Die deutschen Automobilhersteller haben sich verpflichtet, die Abgassteuerungs-Software von rund 5,3 Millionen Diesel-Pkw zu aktualisieren. Ziel ist es, den Stickoxidausstoß bundesweit zu verringern. Von der Regelung ausgenommen bleiben vorerst ausländische Marken.
Der Verband der Internationalen Kraftfahrzeughersteller (VDIK) hat von seinen Mitgliedern noch keine Rückmeldung erhalten, ob sie sich dem Programm anschließen. Importmarken hielten im ersten Halbjahr einen Marktanteil von 37,7 % bei Neuzulassungen, setzten aber weniger auf Diesel.
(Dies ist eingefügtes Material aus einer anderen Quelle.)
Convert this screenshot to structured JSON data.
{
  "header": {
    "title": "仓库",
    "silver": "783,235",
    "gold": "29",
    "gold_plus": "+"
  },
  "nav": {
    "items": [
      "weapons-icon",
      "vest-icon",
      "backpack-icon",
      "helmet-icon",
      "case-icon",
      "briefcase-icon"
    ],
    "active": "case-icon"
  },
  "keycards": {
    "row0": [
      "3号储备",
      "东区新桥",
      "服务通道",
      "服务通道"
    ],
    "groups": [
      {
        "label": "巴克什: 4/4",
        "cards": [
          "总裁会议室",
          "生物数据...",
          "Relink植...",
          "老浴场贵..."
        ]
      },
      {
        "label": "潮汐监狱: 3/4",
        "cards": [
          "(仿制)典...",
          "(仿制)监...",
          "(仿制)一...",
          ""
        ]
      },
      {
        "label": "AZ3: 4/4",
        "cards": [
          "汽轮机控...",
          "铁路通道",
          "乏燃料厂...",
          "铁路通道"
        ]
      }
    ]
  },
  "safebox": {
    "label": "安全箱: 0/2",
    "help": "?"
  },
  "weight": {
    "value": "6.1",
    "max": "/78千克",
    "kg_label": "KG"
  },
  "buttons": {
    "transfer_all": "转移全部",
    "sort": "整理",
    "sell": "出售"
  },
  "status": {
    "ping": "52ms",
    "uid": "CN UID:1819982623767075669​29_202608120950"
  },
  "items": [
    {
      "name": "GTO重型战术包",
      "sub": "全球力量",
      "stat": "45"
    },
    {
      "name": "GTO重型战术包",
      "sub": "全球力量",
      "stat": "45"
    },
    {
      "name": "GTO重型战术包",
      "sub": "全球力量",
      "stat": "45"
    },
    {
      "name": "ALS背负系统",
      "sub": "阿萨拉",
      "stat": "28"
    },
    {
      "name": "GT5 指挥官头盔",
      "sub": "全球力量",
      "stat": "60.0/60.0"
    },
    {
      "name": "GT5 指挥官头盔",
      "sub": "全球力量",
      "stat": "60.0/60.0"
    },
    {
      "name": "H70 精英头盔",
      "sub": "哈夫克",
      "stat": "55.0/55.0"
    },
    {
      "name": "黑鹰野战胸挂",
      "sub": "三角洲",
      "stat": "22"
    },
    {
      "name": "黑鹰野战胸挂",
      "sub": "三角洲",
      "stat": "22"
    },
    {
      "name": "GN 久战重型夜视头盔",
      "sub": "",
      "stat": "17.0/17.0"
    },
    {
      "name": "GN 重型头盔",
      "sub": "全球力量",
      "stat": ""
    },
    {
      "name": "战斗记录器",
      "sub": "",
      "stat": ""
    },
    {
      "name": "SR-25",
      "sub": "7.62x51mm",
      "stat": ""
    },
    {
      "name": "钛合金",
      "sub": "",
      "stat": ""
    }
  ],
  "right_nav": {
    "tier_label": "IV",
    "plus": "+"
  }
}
Ihr Diesel-Anteil lag bei 33 %, während er bei deutschen Herstellern 47 % betrug.
Toyota geht bereits eigene Wege und bietet Kunden 2.000 Euro an, wenn sie ältere Diesel-Modelle gegen ein neues Hybridfahrzeug eintauschen. Diese Umweltprämie ist eine freiwillige Maßnahme außerhalb der Hauptbeschlüsse des Gipfels.
Bisher beschränkt sich das Software-Update-Programm auf deutsche Marken. Importfirmen geraten zunehmend unter Druck, sich zu beteiligen – auch wenn einige, wie Toyota, bereits eigene Anreize geschaffen haben. Die Marktanteile zeigen, wie unterschiedlich in- und ausländische Hersteller mit dem Thema Diesel umgehen.